I have to think the class sizes at Wesleyan and Vassar are pretty similar since they have identical student/faculty ratios (8:1.) Popular professors will tend to draw bigger crowds. One of the largest at Wesleyan, if not the largest, is taught by the president of the college and tips the scale at 90 people. Special efforts are made to get first-year students into seminar-size classes as quickly as possible through the First Year Seminars (FYS) initiative:
https://www.wesleyan.edu/academics/journey/fys.html
The arts are highly collaborative at Wesleyan, the best example being the filmmakers who depend on other students for everything from production assistants to actors, to musical scores. Theater is also very popular and there are faculty productions as well as student run productions; proscenium arch productions as well as black box. All are heavily attended.

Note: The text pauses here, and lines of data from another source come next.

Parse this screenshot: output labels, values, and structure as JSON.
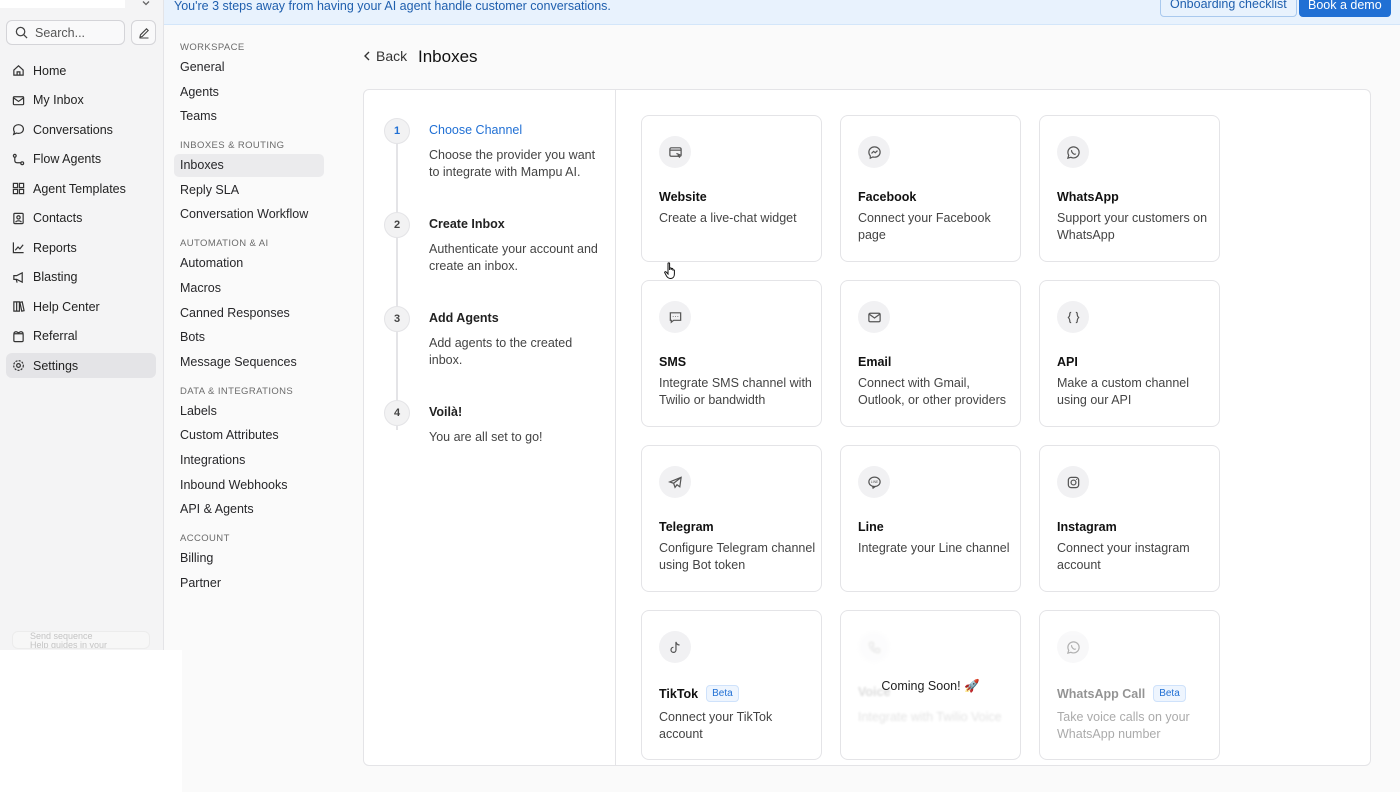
{
  "banner": {
    "text": "You're 3 steps away from having your AI agent handle customer conversations.",
    "checklist_label": "Onboarding checklist",
    "demo_label": "Book a demo",
    "accent": "#2170d4"
  },
  "sidebar": {
    "search_placeholder": "Search...",
    "items": [
      {
        "label": "Home",
        "icon": "home-icon"
      },
      {
        "label": "My Inbox",
        "icon": "inbox-icon"
      },
      {
        "label": "Conversations",
        "icon": "chat-icon"
      },
      {
        "label": "Flow Agents",
        "icon": "flow-icon"
      },
      {
        "label": "Agent Templates",
        "icon": "grid-icon"
      },
      {
        "label": "Contacts",
        "icon": "contacts-icon"
      },
      {
        "label": "Reports",
        "icon": "chart-icon"
      },
      {
        "label": "Blasting",
        "icon": "megaphone-icon"
      },
      {
        "label": "Help Center",
        "icon": "book-icon"
      },
      {
        "label": "Referral",
        "icon": "gift-icon"
      },
      {
        "label": "Settings",
        "icon": "gear-icon",
        "active": true
      }
    ],
    "footer_line1": "Send sequence",
    "footer_line2": "Help guides in your"
  },
  "settings_menu": {
    "groups": [
      {
        "title": "WORKSPACE",
        "items": [
          "General",
          "Agents",
          "Teams"
        ]
      },
      {
        "title": "INBOXES & ROUTING",
        "items": [
          "Inboxes",
          "Reply SLA",
          "Conversation Workflow"
        ]
      },
      {
        "title": "AUTOMATION & AI",
        "items": [
          "Automation",
          "Macros",
          "Canned Responses",
          "Bots",
          "Message Sequences"
        ]
      },
      {
        "title": "DATA & INTEGRATIONS",
        "items": [
          "Labels",
          "Custom Attributes",
          "Integrations",
          "Inbound Webhooks",
          "API & Agents"
        ]
      },
      {
        "title": "ACCOUNT",
        "items": [
          "Billing",
          "Partner"
        ]
      }
    ],
    "active": "Inboxes"
  },
  "header": {
    "back_label": "Back",
    "title": "Inboxes"
  },
  "steps": [
    {
      "num": "1",
      "title": "Choose Channel",
      "desc": "Choose the provider you want to integrate with Mampu AI.",
      "active": true
    },
    {
      "num": "2",
      "title": "Create Inbox",
      "desc": "Authenticate your account and create an inbox."
    },
    {
      "num": "3",
      "title": "Add Agents",
      "desc": "Add agents to the created inbox."
    },
    {
      "num": "4",
      "title": "Voilà!",
      "desc": "You are all set to go!"
    }
  ],
  "channels": [
    {
      "name": "Website",
      "desc": "Create a live-chat widget",
      "icon": "website-icon"
    },
    {
      "name": "Facebook",
      "desc": "Connect your Facebook page",
      "icon": "messenger-icon"
    },
    {
      "name": "WhatsApp",
      "desc": "Support your customers on WhatsApp",
      "icon": "whatsapp-icon"
    },
    {
      "name": "SMS",
      "desc": "Integrate SMS channel with Twilio or bandwidth",
      "icon": "sms-icon"
    },
    {
      "name": "Email",
      "desc": "Connect with Gmail, Outlook, or other providers",
      "icon": "email-icon"
    },
    {
      "name": "API",
      "desc": "Make a custom channel using our API",
      "icon": "api-icon"
    },
    {
      "name": "Telegram",
      "desc": "Configure Telegram channel using Bot token",
      "icon": "telegram-icon"
    },
    {
      "name": "Line",
      "desc": "Integrate your Line channel",
      "icon": "line-icon"
    },
    {
      "name": "Instagram",
      "desc": "Connect your instagram account",
      "icon": "instagram-icon"
    },
    {
      "name": "TikTok",
      "desc": "Connect your TikTok account",
      "icon": "tiktok-icon",
      "badge": "Beta"
    },
    {
      "name": "Voice",
      "desc": "Integrate with Twilio Voice",
      "icon": "phone-icon",
      "overlay": "Coming Soon! 🚀"
    },
    {
      "name": "WhatsApp Call",
      "desc": "Take voice calls on your WhatsApp number",
      "icon": "whatsapp-icon",
      "badge": "Beta"
    }
  ]
}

I don’t think there is a core curriculum at any of the three colleges in the subject heading. Brown has a so-called “open curriculum” which basically leaves it to individual departments to decide what prerequisite courses are required for the major. Wesleyan adds the additional “expectation” that graduates have taken at least two courses from all three academic divisions (natural science and math; behavioral and social sciences; and art and humanities), but it isn’t strictly enforced unless you are vying for Honors.
At Vassar, the requirements in addition to the major are pretty minimal: Everyone must 1) take a freshman writing course, 2) take a quantitative reasoning course and, 3) either demonstrate proficiency in a foreign language or take one year in a foreign language.